The final issue I want to go to in the time available is the broader question about where we are heading with health policy in this country. Where are we heading? It is a confused mess. It is chaotic. It is dysfunctional. And there is real uncertainty in the community and in the health sector about where we are going. Many of the witnesses who appeared before the committee brought this fundamental question to the table. In fact, Alison Verhoeven, CEO of the Australian Healthcare and Hospitals Association, said:

Overall, it is the AHHA's view that the health portfolio continues to have a burning need for strategic vision, for genuine consultation with all stakeholders, and not just a chosen few, and a true partnership with the states and territories and regional health bodes, rather than a penalising approach, in order to deliver what we all want: a healthy productive Australia with healthy contributing citizens.

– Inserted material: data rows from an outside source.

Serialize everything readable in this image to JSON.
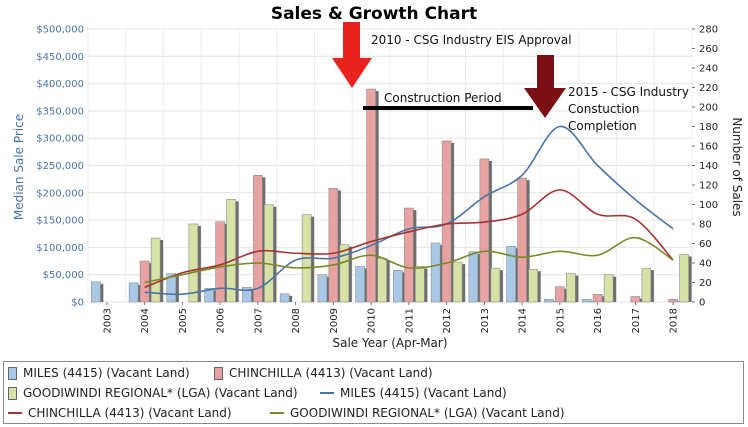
{
  "chart_data": {
    "type": "bar",
    "title": "Sales & Growth Chart",
    "xlabel": "Sale Year (Apr-Mar)",
    "ylabel": "Median Sale Price",
    "y2label": "Number of Sales",
    "categories": [
      "2003",
      "2004",
      "2005",
      "2006",
      "2007",
      "2008",
      "2009",
      "2010",
      "2011",
      "2012",
      "2013",
      "2014",
      "2015",
      "2016",
      "2017",
      "2018"
    ],
    "ylim": [
      0,
      500000
    ],
    "y_ticks": [
      "$0",
      "$50,000",
      "$100,000",
      "$150,000",
      "$200,000",
      "$250,000",
      "$300,000",
      "$350,000",
      "$400,000",
      "$450,000",
      "$500,000"
    ],
    "y2lim": [
      0,
      280
    ],
    "y2_ticks": [
      "0",
      "20",
      "40",
      "60",
      "80",
      "100",
      "120",
      "140",
      "160",
      "180",
      "200",
      "220",
      "240",
      "260",
      "280"
    ],
    "grid": true,
    "bar_series": [
      {
        "name": "MILES (4415) (Vacant Land)",
        "color": "#a9c8e8",
        "values": [
          37000,
          35000,
          52000,
          25000,
          27000,
          15000,
          50000,
          65000,
          58000,
          108000,
          92000,
          102000,
          5000,
          5000,
          0,
          0
        ]
      },
      {
        "name": "CHINCHILLA (4413) (Vacant Land)",
        "color": "#e8a2a2",
        "values": [
          0,
          75000,
          0,
          147000,
          232000,
          0,
          208000,
          390000,
          172000,
          295000,
          262000,
          227000,
          28000,
          14000,
          10000,
          5000
        ]
      },
      {
        "name": "GOODIWINDI REGIONAL* (LGA) (Vacant Land)",
        "color": "#d6e2a6",
        "values": [
          0,
          117000,
          143000,
          188000,
          178000,
          160000,
          105000,
          80000,
          65000,
          73000,
          62000,
          60000,
          52000,
          50000,
          62000,
          87000
        ]
      }
    ],
    "line_series": [
      {
        "name": "MILES (4415) (Vacant Land)",
        "color": "#4a74a8",
        "axis": "right",
        "values": [
          null,
          10,
          8,
          14,
          14,
          43,
          45,
          58,
          75,
          80,
          108,
          130,
          180,
          140,
          105,
          75
        ]
      },
      {
        "name": "CHINCHILLA (4413) (Vacant Land)",
        "color": "#a83232",
        "axis": "right",
        "values": [
          null,
          15,
          30,
          38,
          52,
          50,
          50,
          62,
          72,
          80,
          82,
          90,
          115,
          90,
          85,
          43
        ]
      },
      {
        "name": "GOODIWINDI REGIONAL* (LGA) (Vacant Land)",
        "color": "#7a8a2a",
        "axis": "right",
        "values": [
          null,
          20,
          28,
          36,
          40,
          35,
          38,
          48,
          35,
          40,
          52,
          46,
          52,
          48,
          66,
          43
        ]
      }
    ],
    "annotations": [
      {
        "text": "2010 - CSG Industry EIS Approval",
        "x": "2010"
      },
      {
        "text": "Construction Period",
        "from": "2010",
        "to": "2015"
      },
      {
        "text": "2015 - CSG Industry Constuction Completion",
        "x": "2015"
      }
    ],
    "legend_position": "bottom"
  },
  "legend": {
    "rows": [
      [
        {
          "label": "MILES (4415) (Vacant Land)",
          "kind": "bar",
          "color": "#a9c8e8"
        },
        {
          "label": "CHINCHILLA (4413) (Vacant Land)",
          "kind": "bar",
          "color": "#e8a2a2"
        }
      ],
      [
        {
          "label": "GOODIWINDI REGIONAL* (LGA) (Vacant Land)",
          "kind": "bar",
          "color": "#d6e2a6"
        },
        {
          "label": "MILES (4415) (Vacant Land)",
          "kind": "line",
          "color": "#4a74a8"
        }
      ],
      [
        {
          "label": "CHINCHILLA (4413) (Vacant Land)",
          "kind": "line",
          "color": "#a83232"
        },
        {
          "label": "GOODIWINDI REGIONAL* (LGA) (Vacant Land)",
          "kind": "line",
          "color": "#7a8a2a"
        }
      ]
    ]
  }
}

We want to know where the government is heading. There is no understanding, there is no voicing of the policy and plan for health in this country. We are just lurching from cuts to cuts to unclear advice to the community as to where we are going. That is so evident in what we have seen with the cuts to the flexible funds.

Today, I asked the minister about the cuts to the flexible funds and I used a figure of $800 million. The minister has refuted that. I point the minister to page 16 of our report, where we quote Ms Melanie Walker, the Acting CEO of the Public Health Association of Australia. She explains what happened in the budget lock-up, where the secretary of the department told those who were in attendance—well, he did not give them a figure about how much the cuts to the flexible funds would be. 'We subsequently found out', she said, 'that another $500 million or so' was going to be cut—that is on top of the $197.1 million due to non-indexation. In Ms Walker's view, that is about $800 million. And I concur with her.

I thank the committee secretariat for everything they have done to support the committee, and I commend the committee's Second interim report to the Senate.